FPGA Implementation of Area and Speed Efficient CORDIC Algorithm

Abstract

This paper proposes an efficient serial and parallel Coordinate Rotation Digital Computer (CORDIC) architecture that is both area utilization and delay efficient and compares the two architectures. CORDIC algorithm is an integral part of DSP (digital signal processing) applications since it helps to perform complex operations such as trigonometric, logarithmic, exponential, and many other mathematical functions with a multiplier less architecture and using simple hardware blocks.

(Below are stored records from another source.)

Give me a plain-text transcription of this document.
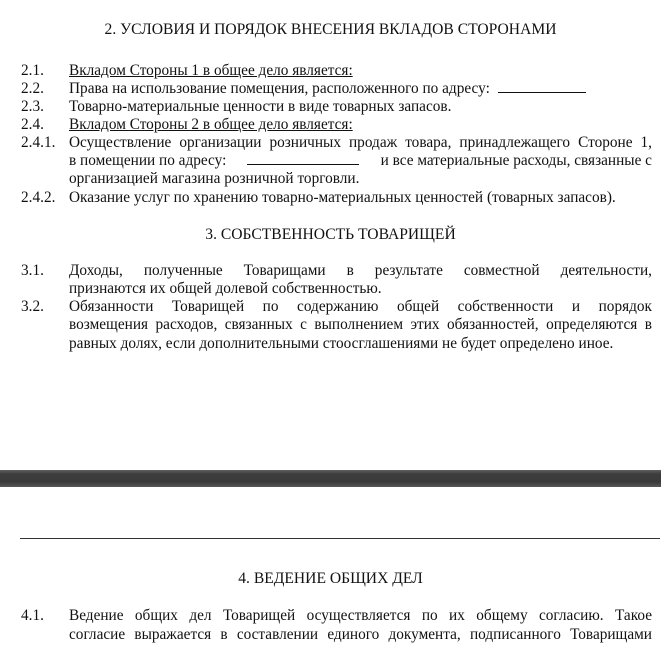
2. УСЛОВИЯ И ПОРЯДОК ВНЕСЕНИЯ ВКЛАДОВ СТОРОНАМИ
2.1. Вкладом Стороны 1 в общее дело является:
2.2. Права на использование помещения, расположенного по адресу:
2.3. Товарно-материальные ценности в виде товарных запасов.
2.4. Вкладом Стороны 2 в общее дело является:
2.4.1. Осуществление организации розничных продаж товара, принадлежащего Стороне 1,
в помещении по адресу:	и все материальные расходы, связанные с
организацией магазина розничной торговли.
2.4.2. Оказание услуг по хранению товарно-материальных ценностей (товарных запасов).
3. СОБСТВЕННОСТЬ ТОВАРИЩЕЙ
3.1. Доходы, полученные Товарищами в результате совместной деятельности,
признаются их общей долевой собственностью.
3.2. Обязанности Товарищей по содержанию общей собственности и порядок
возмещения расходов, связанных с выполнением этих обязанностей, определяются в
равных долях, если дополнительными стоосглашениями не будет определено иное.
4. ВЕДЕНИЕ ОБЩИХ ДЕЛ
4.1. Ведение общих дел Товарищей осуществляется по их общему согласию. Такое
согласие выражается в составлении единого документа, подписанного Товарищами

In this project 32-bit floating-point serial and parallel CORDIC architecture is implemented on Field programmable gate array device (FPGA) with the help of different adders such as Carry Save adder (CSA), Carry Select adder (CSLA), Han Carlson adder, Sklansky and Ladner Fischer adder in place of the conventional ripple carry adder block used in CORDIC architecture to come up with an area and speed efficient CORDIC architecture. The proposed architecture with Ladner Fischer adder gives 4.7 percent area utilization improvement compared to other parallel prefix adders in serial CORDIC architecture and parallel CORDIC architecture. It also gives 43.5 percent lesser delay compared to serial CORDIC architecture implemented with Carry save adder and 43.9 percent lesser delay than parallel CORDIC architecture implemented with carry-save adder.